MARINA HOAG, WRITER
Sloan Grant Won:
2017, Tuition Award, American Film Institute
Project Type: Feature
Genre: Drama, Biopic
Length: 110 pages
Field of Science: Fractals, Zipf-Mandelbrot Law of Statistical Distribution
The true story of renegade mathematician Benoit Mandelbrot, who created fractal geometry and also used his family’s experience running from the Nazis during World War II to critique the well-accepted but ever riskier financial practices that led to the 2008 Recession.
We open with the 2008 Recession. Flashback to 1930’s Warsaw: young Jewish BENOIT MANDELBROT has a run-in with an SS officer. The Mandelbrot family hides from the Nazis in France, remaining safe because of FATHER and MOTHER’s risk analysis. Benoit develops as a mathematician under his Uncle, SZOLEM, and moves to America to study at Caltech.
In 1958, Benoit joins IBM’s research unit. He creates fractal geometry to describe measurements that can be replicated at various scales and have been oversimplified by traditional geometry.
In 1987, Mandelbrot moves to Yale and applies fractals to financial markets, arguing that models that don’t incorporate enough risk are irresponsible. He is disparaged by Wall Street, but is vindicated when the markets crash in the recession of 2008.

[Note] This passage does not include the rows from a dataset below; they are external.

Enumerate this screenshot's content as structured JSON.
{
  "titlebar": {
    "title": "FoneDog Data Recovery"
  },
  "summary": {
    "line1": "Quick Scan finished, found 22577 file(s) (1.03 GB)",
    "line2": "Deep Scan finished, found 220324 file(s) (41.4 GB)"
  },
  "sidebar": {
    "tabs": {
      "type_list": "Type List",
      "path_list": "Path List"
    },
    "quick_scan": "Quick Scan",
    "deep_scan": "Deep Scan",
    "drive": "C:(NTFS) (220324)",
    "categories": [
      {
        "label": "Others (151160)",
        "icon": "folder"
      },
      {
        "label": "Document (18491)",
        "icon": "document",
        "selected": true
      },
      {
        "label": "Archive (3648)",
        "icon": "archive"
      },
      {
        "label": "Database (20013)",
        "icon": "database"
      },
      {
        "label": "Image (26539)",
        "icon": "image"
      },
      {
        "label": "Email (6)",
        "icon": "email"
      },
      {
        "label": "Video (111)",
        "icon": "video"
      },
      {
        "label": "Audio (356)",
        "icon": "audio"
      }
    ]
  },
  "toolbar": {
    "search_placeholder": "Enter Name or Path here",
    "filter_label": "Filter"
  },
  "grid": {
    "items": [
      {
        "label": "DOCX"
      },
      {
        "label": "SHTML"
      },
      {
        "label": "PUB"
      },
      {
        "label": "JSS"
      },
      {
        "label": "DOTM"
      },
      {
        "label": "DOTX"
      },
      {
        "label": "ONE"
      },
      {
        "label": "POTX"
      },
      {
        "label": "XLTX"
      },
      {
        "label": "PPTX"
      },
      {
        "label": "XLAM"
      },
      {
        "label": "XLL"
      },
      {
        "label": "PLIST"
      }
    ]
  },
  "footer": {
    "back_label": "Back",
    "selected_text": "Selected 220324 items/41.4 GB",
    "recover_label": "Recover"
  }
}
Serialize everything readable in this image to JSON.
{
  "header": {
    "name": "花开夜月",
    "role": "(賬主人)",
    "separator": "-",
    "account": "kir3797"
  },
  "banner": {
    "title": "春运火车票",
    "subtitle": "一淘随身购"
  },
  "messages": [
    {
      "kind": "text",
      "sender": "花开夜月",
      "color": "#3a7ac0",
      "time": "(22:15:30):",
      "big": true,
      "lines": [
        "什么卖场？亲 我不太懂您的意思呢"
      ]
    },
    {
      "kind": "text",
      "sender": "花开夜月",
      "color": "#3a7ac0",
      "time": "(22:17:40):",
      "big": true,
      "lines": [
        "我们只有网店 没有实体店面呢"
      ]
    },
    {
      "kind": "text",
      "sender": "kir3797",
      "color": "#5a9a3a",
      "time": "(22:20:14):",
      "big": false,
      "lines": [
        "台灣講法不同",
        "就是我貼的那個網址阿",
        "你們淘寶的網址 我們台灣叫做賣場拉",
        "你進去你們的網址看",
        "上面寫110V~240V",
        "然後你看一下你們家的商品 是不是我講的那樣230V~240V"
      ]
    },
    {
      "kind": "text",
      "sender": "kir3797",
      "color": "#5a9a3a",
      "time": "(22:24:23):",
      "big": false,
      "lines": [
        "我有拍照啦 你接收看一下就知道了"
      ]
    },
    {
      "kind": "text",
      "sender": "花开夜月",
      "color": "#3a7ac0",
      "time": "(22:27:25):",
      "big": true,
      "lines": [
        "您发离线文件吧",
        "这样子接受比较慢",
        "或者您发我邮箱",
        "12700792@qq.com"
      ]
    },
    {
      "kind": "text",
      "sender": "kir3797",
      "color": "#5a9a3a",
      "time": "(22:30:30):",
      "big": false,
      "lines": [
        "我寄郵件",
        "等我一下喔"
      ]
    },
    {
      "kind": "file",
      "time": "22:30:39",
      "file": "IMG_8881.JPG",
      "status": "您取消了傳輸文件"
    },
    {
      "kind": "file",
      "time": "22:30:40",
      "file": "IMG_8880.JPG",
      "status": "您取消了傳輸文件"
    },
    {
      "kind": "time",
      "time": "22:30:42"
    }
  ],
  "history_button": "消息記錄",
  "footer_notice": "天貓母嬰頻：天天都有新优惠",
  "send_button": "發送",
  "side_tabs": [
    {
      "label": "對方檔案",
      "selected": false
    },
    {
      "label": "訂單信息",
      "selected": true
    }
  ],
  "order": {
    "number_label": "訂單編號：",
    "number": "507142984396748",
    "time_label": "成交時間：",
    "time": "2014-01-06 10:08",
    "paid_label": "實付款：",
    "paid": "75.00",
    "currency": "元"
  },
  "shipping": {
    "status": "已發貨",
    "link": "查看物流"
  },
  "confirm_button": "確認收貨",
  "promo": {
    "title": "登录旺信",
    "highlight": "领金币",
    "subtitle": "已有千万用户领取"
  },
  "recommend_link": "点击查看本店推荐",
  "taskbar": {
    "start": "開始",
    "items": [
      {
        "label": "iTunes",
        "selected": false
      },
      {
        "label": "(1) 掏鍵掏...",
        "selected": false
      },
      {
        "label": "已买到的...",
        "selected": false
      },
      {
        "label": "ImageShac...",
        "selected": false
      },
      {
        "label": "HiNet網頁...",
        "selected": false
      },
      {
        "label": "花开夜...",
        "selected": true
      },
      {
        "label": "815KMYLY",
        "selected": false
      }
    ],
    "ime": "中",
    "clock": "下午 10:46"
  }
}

Marina is an AFI Screenwriting Fellow. She has previously worked at Fox in International Film Production and has also done audience research. She has a B.A. from UC-Berkeley in City Planning, but got into screenwriting because she’s a propagandist at heart. She first heard about fractal geometry from her middle school math teacher in St. Louis, Mr. Sturm.